Claude Robinet, DNA

Il y a peu, la responsable d’une structure consulaire du Bas-Rhin qualifiait le Piémont des Vosges de bulle économique. Un compliment pleinement justifié et d’autant plus apprécié que la remarque tombait dans un contexte national difficile. Mais si la crise a aussi produit ses effets dans ce secteur, ce territoire a mieux résisté qu’ailleurs. Pourquoi ?

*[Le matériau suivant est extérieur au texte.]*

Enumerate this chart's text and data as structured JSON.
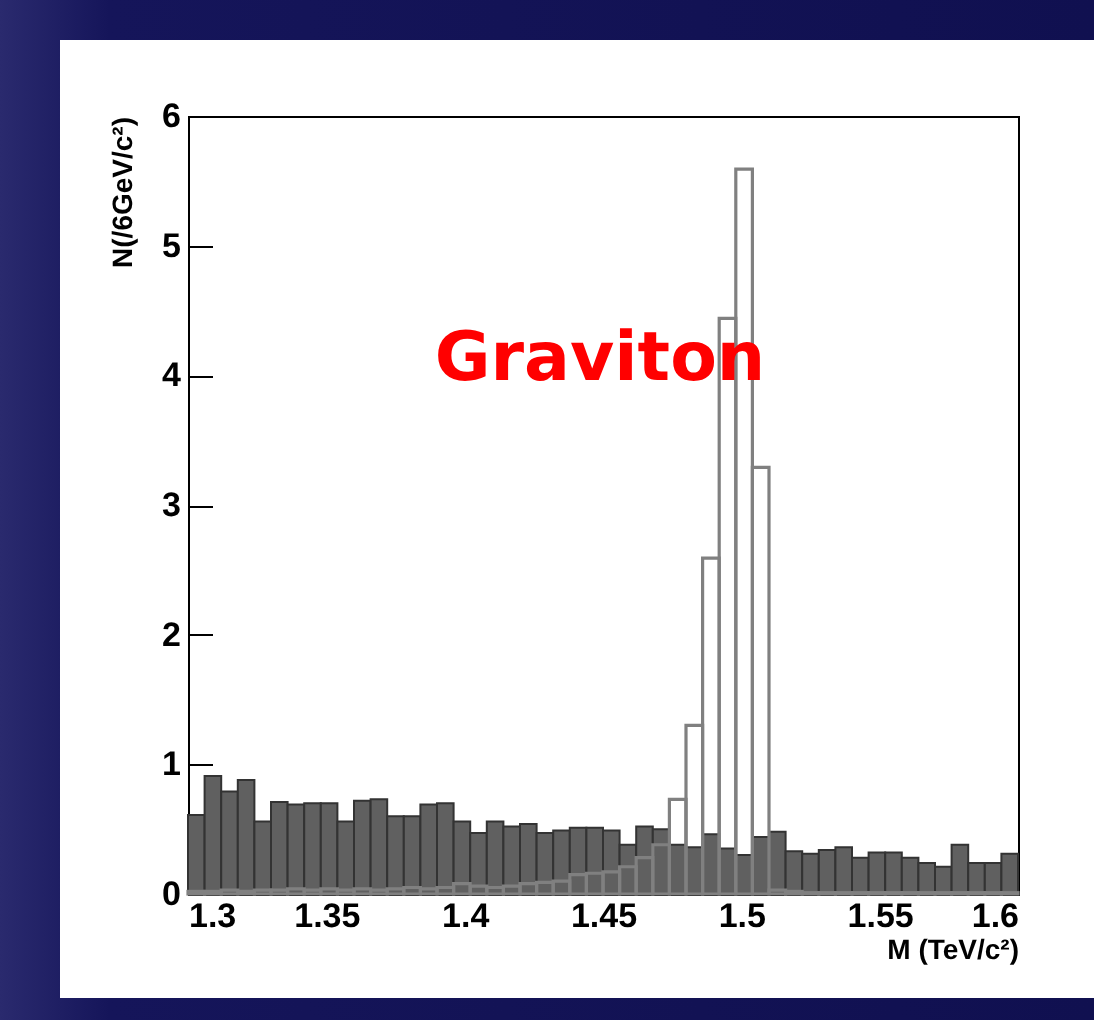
{
  "chart_data": {
    "type": "histogram",
    "xlabel": "M (TeV/c²)",
    "ylabel": "N(/6GeV/c²)",
    "annotations": [
      "Graviton"
    ],
    "bins": [
      1.3,
      1.306,
      1.312,
      1.318,
      1.324,
      1.33,
      1.336,
      1.342,
      1.348,
      1.354,
      1.36,
      1.366,
      1.372,
      1.378,
      1.384,
      1.39,
      1.396,
      1.402,
      1.408,
      1.414,
      1.42,
      1.426,
      1.432,
      1.438,
      1.444,
      1.45,
      1.456,
      1.462,
      1.468,
      1.474,
      1.48,
      1.486,
      1.492,
      1.498,
      1.504,
      1.51,
      1.516,
      1.522,
      1.528,
      1.534,
      1.54,
      1.546,
      1.552,
      1.558,
      1.564,
      1.57,
      1.576,
      1.582,
      1.588,
      1.594,
      1.6
    ],
    "series": [
      {
        "color": "#606060",
        "values": [
          0.61,
          0.91,
          0.79,
          0.88,
          0.56,
          0.71,
          0.69,
          0.7,
          0.7,
          0.56,
          0.72,
          0.73,
          0.6,
          0.6,
          0.69,
          0.7,
          0.56,
          0.47,
          0.56,
          0.52,
          0.54,
          0.47,
          0.49,
          0.51,
          0.51,
          0.49,
          0.38,
          0.52,
          0.5,
          0.38,
          0.36,
          0.46,
          0.35,
          0.3,
          0.44,
          0.48,
          0.33,
          0.31,
          0.34,
          0.36,
          0.28,
          0.32,
          0.32,
          0.28,
          0.24,
          0.21,
          0.38,
          0.24,
          0.24,
          0.31
        ]
      },
      {
        "color": "#808080",
        "values": [
          0.02,
          0.02,
          0.03,
          0.02,
          0.03,
          0.03,
          0.04,
          0.03,
          0.04,
          0.03,
          0.04,
          0.03,
          0.04,
          0.05,
          0.04,
          0.05,
          0.08,
          0.06,
          0.05,
          0.06,
          0.08,
          0.09,
          0.1,
          0.15,
          0.16,
          0.17,
          0.21,
          0.28,
          0.38,
          0.73,
          1.3,
          2.59,
          4.44,
          5.59,
          3.29,
          0.03,
          0.02,
          0.01,
          0.01,
          0.01,
          0.01,
          0.01,
          0.01,
          0.01,
          0.01,
          0.01,
          0.01,
          0.01,
          0.01,
          0.01
        ]
      }
    ],
    "xlim": [
      1.3,
      1.6
    ],
    "xticks": [
      1.3,
      1.35,
      1.4,
      1.45,
      1.5,
      1.55,
      1.6
    ],
    "ylim": [
      0,
      6
    ],
    "yticks": [
      0,
      1,
      2,
      3,
      4,
      5,
      6
    ],
    "grid": false
  }
}
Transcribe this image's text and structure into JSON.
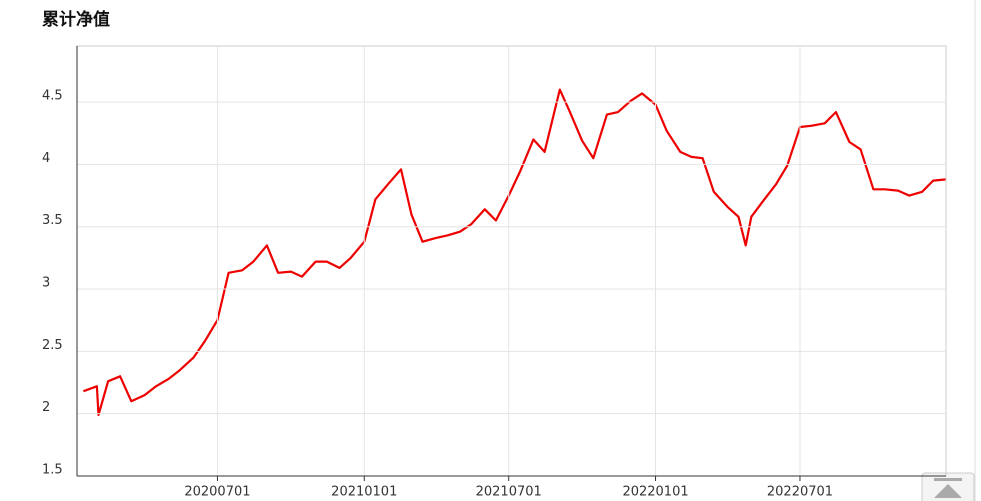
{
  "chart_data": {
    "type": "line",
    "title": "累计净值",
    "color": "#ee0000",
    "grid": true,
    "x": [
      "2020-01-15",
      "2020-02-01",
      "2020-02-03",
      "2020-02-15",
      "2020-03-01",
      "2020-03-15",
      "2020-04-01",
      "2020-04-15",
      "2020-05-01",
      "2020-05-15",
      "2020-06-01",
      "2020-06-15",
      "2020-07-01",
      "2020-07-15",
      "2020-08-01",
      "2020-08-15",
      "2020-09-01",
      "2020-09-15",
      "2020-10-01",
      "2020-10-15",
      "2020-11-01",
      "2020-11-15",
      "2020-12-01",
      "2020-12-15",
      "2021-01-01",
      "2021-01-15",
      "2021-02-01",
      "2021-02-16",
      "2021-03-01",
      "2021-03-15",
      "2021-04-01",
      "2021-04-15",
      "2021-05-01",
      "2021-05-15",
      "2021-06-01",
      "2021-06-15",
      "2021-07-01",
      "2021-07-15",
      "2021-08-01",
      "2021-08-15",
      "2021-09-03",
      "2021-09-15",
      "2021-10-01",
      "2021-10-15",
      "2021-11-01",
      "2021-11-15",
      "2021-12-01",
      "2021-12-15",
      "2022-01-01",
      "2022-01-15",
      "2022-02-01",
      "2022-02-15",
      "2022-03-01",
      "2022-03-15",
      "2022-04-01",
      "2022-04-15",
      "2022-04-24",
      "2022-05-01",
      "2022-05-15",
      "2022-06-01",
      "2022-06-15",
      "2022-07-01",
      "2022-07-15",
      "2022-08-01",
      "2022-08-15",
      "2022-09-01",
      "2022-09-15",
      "2022-10-01",
      "2022-10-15",
      "2022-11-01",
      "2022-11-15",
      "2022-12-01",
      "2022-12-15",
      "2022-12-31"
    ],
    "values": [
      2.18,
      2.22,
      1.99,
      2.26,
      2.3,
      2.1,
      2.15,
      2.22,
      2.28,
      2.35,
      2.45,
      2.58,
      2.75,
      3.13,
      3.15,
      3.22,
      3.35,
      3.13,
      3.14,
      3.1,
      3.22,
      3.22,
      3.17,
      3.25,
      3.38,
      3.72,
      3.85,
      3.96,
      3.6,
      3.38,
      3.41,
      3.43,
      3.46,
      3.52,
      3.64,
      3.55,
      3.75,
      3.94,
      4.2,
      4.1,
      4.6,
      4.43,
      4.19,
      4.05,
      4.4,
      4.42,
      4.51,
      4.57,
      4.48,
      4.27,
      4.1,
      4.06,
      4.05,
      3.78,
      3.66,
      3.58,
      3.35,
      3.58,
      3.7,
      3.84,
      3.99,
      4.3,
      4.31,
      4.33,
      4.42,
      4.18,
      4.12,
      3.8,
      3.8,
      3.79,
      3.75,
      3.78,
      3.87,
      3.88
    ],
    "xlim": [
      "2020-01-07",
      "2022-12-31"
    ],
    "xticks": [
      {
        "value": "2020-07-01",
        "label": "20200701"
      },
      {
        "value": "2021-01-01",
        "label": "20210101"
      },
      {
        "value": "2021-07-01",
        "label": "20210701"
      },
      {
        "value": "2022-01-01",
        "label": "20220101"
      },
      {
        "value": "2022-07-01",
        "label": "20220701"
      }
    ],
    "ylim": [
      1.5,
      4.95
    ],
    "yticks": [
      1.5,
      2,
      2.5,
      3,
      3.5,
      4,
      4.5
    ]
  }
}
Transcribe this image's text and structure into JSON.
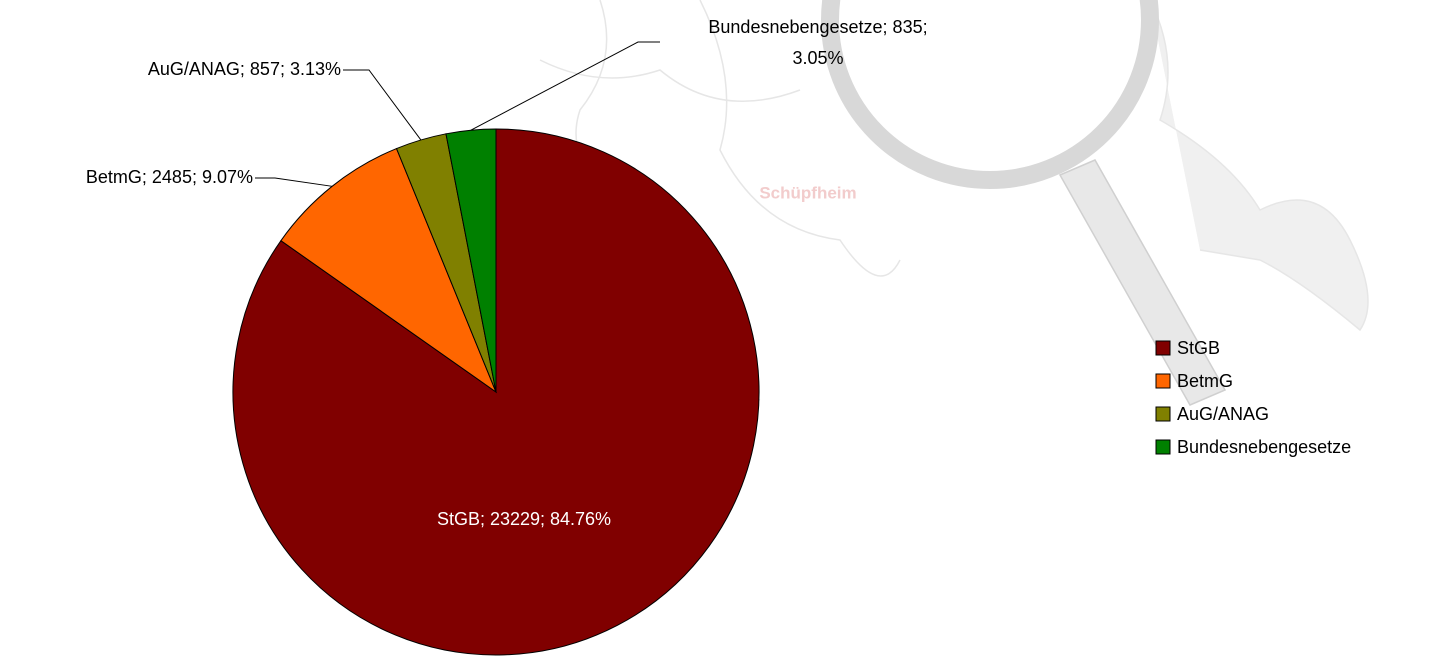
{
  "chart_data": {
    "type": "pie",
    "categories": [
      "StGB",
      "BetmG",
      "AuG/ANAG",
      "Bundesnebengesetze"
    ],
    "values": [
      23229,
      2485,
      857,
      835
    ],
    "value_labels": [
      "StGB; 23229; 84.76%",
      "BetmG; 2485; 9.07%",
      "AuG/ANAG; 857; 3.13%",
      "Bundesnebengesetze; 835; 3.05%"
    ],
    "colors": [
      "#800000",
      "#ff6600",
      "#808000",
      "#008000"
    ],
    "legend": "right"
  },
  "background_labels": [
    "Schüpfheim"
  ]
}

Parce que les bases sont solides et que l’attractivité, richesse qui appelle la richesse dans une sorte de cercle vertueux, ne peut s’effacer d’un trait. Le Piémont des Vosges est cette bande d’une trentaine de kilomètres qui va de Molsheim au nord jusqu’à Sélestat au sud. Et le symbole de l’économie du Piémont est la brasserie Kronenbourg, implantée à Obernai. Véritable ville dans la ville, l’usine dresse sa tour comme un étendard en bordure de la quatre voies. Kronenbourg, une des plus grosses brasseries d’Europe avec ses sept millions d’hectolitres annuels, a quitté Strasbourg à la fin des années 60 par manque de place. Ce n’est pas un hasard si la société a choisi Obernai, une ville qui a préféré sacrifier de riches terres agricoles pour accueillir de l’industrie. La brasserie a servi de locomotive. D’autres implantations ont suivi, avec des fleurons comme l’Allemand Hager et ses 2000 salariés, le charcutier Stoeffler-Schmidt ou encore la célèbre marque de lingerie Triumph.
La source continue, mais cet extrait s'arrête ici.